Prove that the function, \( f: \mathbb{R} \to \mathbb{R}, f(x) = \frac{5x+3}{4} \) is one-one and onto.

Hint:

Linear functions of the form \( f(x) = ax + b \) (where \( a \neq 0 \)) mapping from \( \mathbb{R} \) to \( \mathbb{R} \) are always bijective (both one-one and onto).

Answer 1

Step 1: Understanding the Concept:
A function is one-one (injective) if distinct elements in the domain have distinct images in the codomain.
A function is onto (surjective) if every element in the codomain is the image of at least one element in the domain.
Step 2: Detailed Explanation:
Checking for One-one:
Let \( x_1, x_2 \in \mathbb{R} \) such that \( f(x_1) = f(x_2) \).
\[ \frac{5x_1 + 3}{4} = \frac{5x_2 + 3}{4} \]
Multiply both sides by 4:
\[ 5x_1 + 3 = 5x_2 + 3 \]
Subtract 3 from both sides:
\[ 5x_1 = 5x_2 \]
Divide by 5:
\[ x_1 = x_2 \]
Since \( f(x_1) = f(x_2) \implies x_1 = x_2 \), the function is one-one.
Checking for Onto:
Let \( y \in \mathbb{R} \) (Codomain).
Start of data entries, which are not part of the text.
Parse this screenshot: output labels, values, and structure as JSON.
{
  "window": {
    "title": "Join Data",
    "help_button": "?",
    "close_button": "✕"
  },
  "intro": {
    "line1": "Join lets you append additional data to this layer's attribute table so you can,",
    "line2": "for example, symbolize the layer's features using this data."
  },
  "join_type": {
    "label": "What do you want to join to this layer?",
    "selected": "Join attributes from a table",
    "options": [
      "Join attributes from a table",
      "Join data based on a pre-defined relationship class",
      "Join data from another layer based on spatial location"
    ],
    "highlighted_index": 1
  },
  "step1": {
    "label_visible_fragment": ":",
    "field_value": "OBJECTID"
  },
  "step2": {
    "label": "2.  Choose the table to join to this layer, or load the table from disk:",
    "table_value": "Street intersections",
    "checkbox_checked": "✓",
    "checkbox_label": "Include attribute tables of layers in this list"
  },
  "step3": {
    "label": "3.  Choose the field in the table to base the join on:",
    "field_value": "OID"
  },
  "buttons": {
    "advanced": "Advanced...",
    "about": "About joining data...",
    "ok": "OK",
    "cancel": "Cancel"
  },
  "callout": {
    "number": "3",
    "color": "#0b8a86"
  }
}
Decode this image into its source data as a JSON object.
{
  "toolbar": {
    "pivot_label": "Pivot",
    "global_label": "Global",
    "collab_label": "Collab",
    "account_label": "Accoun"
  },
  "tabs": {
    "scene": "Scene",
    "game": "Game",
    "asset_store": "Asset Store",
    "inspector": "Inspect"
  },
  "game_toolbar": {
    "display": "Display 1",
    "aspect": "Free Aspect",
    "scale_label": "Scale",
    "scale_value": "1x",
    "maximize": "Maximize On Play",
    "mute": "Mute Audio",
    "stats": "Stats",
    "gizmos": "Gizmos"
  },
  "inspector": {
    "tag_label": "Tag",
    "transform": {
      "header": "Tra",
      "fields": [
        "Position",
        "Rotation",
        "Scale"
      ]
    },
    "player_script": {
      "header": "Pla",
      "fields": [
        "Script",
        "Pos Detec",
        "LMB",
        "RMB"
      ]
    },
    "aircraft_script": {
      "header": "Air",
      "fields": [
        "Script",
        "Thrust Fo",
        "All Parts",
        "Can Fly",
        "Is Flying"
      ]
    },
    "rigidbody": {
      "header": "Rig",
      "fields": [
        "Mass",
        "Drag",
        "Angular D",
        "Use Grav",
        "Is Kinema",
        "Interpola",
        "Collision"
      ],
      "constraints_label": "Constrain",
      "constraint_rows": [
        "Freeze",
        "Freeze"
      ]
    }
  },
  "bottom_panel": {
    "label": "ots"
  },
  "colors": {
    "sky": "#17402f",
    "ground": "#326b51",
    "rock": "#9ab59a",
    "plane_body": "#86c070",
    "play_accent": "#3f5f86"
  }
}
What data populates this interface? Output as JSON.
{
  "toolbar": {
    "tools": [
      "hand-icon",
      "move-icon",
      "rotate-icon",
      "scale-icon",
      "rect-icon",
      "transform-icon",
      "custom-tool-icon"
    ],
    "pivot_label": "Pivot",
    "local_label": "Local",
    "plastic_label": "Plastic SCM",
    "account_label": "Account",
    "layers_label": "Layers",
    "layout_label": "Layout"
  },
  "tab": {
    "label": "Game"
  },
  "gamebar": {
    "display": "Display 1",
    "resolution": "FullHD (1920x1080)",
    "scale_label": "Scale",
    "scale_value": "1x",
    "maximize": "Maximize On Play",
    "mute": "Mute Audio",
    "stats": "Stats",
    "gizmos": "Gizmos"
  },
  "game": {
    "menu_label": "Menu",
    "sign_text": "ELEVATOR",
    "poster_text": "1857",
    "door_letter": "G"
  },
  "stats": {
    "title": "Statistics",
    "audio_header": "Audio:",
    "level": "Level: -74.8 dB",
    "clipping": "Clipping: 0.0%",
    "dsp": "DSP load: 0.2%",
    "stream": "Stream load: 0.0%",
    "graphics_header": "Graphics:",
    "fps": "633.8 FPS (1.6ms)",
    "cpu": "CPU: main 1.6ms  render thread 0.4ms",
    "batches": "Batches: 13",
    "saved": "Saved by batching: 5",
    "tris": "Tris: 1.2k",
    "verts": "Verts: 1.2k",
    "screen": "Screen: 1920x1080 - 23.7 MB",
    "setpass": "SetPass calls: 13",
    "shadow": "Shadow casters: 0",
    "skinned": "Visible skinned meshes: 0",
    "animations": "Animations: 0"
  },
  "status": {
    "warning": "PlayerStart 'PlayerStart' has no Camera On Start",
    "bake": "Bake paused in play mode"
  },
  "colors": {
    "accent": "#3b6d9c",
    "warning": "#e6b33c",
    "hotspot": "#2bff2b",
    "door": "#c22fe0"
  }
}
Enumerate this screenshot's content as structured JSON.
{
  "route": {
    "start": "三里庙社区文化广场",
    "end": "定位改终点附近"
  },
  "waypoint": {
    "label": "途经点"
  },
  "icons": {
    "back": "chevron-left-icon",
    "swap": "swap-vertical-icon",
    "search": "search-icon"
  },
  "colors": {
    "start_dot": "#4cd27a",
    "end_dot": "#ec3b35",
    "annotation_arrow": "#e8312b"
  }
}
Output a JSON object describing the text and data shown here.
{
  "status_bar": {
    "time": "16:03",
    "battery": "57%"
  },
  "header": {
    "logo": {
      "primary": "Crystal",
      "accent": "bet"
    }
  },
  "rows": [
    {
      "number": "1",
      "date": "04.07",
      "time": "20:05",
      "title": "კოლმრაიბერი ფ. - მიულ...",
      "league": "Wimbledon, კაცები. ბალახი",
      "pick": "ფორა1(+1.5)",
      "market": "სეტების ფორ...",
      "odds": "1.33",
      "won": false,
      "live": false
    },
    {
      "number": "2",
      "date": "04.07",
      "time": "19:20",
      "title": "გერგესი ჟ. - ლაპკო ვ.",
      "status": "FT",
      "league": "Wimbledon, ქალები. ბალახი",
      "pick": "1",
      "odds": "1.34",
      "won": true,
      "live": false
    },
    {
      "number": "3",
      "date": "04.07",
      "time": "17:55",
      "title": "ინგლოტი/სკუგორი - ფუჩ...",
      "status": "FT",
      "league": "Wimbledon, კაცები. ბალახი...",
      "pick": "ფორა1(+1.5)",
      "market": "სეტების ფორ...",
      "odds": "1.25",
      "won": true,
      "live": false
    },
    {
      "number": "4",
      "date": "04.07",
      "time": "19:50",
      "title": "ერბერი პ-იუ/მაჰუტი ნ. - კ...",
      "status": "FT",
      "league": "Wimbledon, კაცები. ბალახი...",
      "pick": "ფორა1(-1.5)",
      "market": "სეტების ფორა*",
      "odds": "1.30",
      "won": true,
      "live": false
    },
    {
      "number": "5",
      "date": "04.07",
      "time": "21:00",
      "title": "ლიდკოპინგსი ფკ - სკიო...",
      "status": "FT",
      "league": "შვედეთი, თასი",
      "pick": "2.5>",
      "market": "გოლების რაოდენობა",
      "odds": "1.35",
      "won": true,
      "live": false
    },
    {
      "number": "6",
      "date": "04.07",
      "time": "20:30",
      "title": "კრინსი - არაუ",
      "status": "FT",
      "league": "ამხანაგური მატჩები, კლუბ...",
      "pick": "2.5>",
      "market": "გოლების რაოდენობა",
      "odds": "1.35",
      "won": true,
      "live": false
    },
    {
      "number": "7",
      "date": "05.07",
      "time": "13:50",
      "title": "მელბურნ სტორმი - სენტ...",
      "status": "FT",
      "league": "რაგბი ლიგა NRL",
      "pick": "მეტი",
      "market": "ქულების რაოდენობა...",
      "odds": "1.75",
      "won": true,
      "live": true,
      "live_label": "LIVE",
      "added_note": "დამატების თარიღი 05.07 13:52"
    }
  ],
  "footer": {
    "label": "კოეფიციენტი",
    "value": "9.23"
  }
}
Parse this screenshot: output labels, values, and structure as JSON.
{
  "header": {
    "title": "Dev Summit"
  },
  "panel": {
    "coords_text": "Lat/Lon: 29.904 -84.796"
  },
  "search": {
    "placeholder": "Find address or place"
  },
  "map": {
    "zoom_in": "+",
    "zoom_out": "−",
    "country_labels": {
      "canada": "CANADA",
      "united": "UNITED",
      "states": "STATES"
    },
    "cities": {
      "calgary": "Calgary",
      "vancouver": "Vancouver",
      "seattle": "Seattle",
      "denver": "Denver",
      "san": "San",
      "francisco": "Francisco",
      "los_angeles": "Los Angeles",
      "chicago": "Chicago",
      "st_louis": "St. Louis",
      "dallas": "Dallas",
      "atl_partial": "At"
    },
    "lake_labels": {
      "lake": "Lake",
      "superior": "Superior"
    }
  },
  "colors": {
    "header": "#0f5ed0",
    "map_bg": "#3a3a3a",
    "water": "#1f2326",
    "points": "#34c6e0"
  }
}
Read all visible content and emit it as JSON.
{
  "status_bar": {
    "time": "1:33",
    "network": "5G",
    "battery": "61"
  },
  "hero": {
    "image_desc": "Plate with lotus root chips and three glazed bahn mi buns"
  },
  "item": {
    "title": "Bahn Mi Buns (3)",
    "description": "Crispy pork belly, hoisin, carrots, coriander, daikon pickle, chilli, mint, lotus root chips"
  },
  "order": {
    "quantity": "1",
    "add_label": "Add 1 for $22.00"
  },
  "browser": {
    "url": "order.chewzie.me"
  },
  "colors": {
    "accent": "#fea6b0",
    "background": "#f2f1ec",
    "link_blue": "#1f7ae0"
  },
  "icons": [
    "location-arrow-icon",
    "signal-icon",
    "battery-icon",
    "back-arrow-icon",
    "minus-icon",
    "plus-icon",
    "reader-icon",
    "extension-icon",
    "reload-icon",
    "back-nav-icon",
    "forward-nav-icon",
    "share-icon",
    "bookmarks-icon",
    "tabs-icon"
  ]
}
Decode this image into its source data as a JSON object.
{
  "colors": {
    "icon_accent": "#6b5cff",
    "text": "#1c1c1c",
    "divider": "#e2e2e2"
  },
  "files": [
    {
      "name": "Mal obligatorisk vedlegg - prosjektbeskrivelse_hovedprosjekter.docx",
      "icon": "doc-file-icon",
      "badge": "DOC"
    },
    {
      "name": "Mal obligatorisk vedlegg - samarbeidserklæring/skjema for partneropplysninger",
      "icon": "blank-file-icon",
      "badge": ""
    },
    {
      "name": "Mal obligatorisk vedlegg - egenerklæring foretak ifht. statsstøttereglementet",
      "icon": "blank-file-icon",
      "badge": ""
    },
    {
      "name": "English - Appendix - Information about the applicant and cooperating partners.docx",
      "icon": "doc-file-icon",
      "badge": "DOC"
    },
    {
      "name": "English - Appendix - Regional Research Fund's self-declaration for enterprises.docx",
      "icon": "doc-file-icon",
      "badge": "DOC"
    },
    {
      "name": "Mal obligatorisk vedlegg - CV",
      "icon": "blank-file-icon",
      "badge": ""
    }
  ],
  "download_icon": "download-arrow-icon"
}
We need to find \( x \in \mathbb{R} \) (Domain) such that \( f(x) = y \).
\[ y = \frac{5x + 3}{4} \]
\[ 4y = 5x + 3 \]
\[ 5x = 4y - 3 \]
\[ x = \frac{4y - 3}{5} \]
For every \( y \in \mathbb{R} \), the value \( x = \frac{4y - 3}{5} \) is a real number.
Thus, for every \( y \) in the codomain, there exists an \( x \) in the domain such that \( f(x) = y \).
Therefore, the function is onto.
Step 3: Final Answer:
The function \( f(x) \) is both one-one and onto.